SINGAPORE – Family offices are shifting cash into bonds, public and private equity, with almost half expecting gains of more than 10 per cent in the next 12 months.

Public equity allocations were similar across the board, at between 26 and 30 percent. Allocations to private credit and real estate funds were also at comparable levels of around 2 percent.

Bond allocation varied across the world, with desks in Asia Pacific and Latin America placing more emphasis on it compared to other regions.

According to the Family Office 2024 study conducted on September 18 by Citi Private Bank, companies from the Asia-Pacific region, i.e. entities managing the wealth of the super-rich, are leading in investing in public stocks, i.e. public companies.

Some 68 percent in the region reported an increase in their allocation to public capital, the most of any part of the world. Only 32 percent in North America did so.

Some 42% of family offices in Asia Pacific increased their fixed income allocations, while 39% increased their allocations to private equity and unlisted companies.

The asset class with the smallest changes across all regions was real estate.

Almost 40% of all family offices in Europe, the Middle East and Africa, Latin America and Asia Pacific reduced their share of cash, compared with 30% in North America.

The survey drew responses from 338 offices worldwide, with about 20 percent of respondents coming from the Asia-Pacific region. Half of the respondents had more than US$500 million (S$647 million) in assets under management (AUM).

Relations between the United States and China were the primary concern for Asia-Pacific family offices. Then came expensive markets, inflation, interest rates and the stability of the global financial system, as well as trade disputes and currency risks.
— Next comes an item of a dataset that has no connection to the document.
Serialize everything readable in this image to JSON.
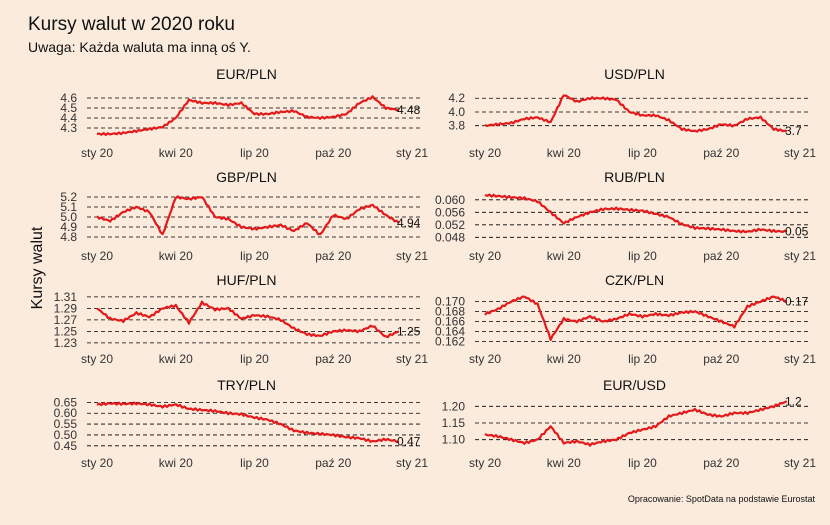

Conflicts in the Middle East and the Russia-Ukraine war continued to cause concern, although this was less the case in the Asia-Pacific region.

For the first time in 2021, inflation was no longer the world’s top concern. Instead, the outlook for interest rates was the top concern for more than half of respondents globally, followed by the US-China relationship, market revaluation and inflation.

Worldwide, concerns about the conflict in the Middle East were greater than those about the Russia-Ukraine war.

In terms of portfolio performance, family offices in the Asia-Pacific region recorded the highest percentage of negative performance, while the largest increases were recorded in Latin America.

The study found that family offices with more than $500 million in AUM were more likely to report positive portfolio performance than smaller ones. Family offices in the region were most bullish on direct private equity and private equity funds, as well as developed market equities.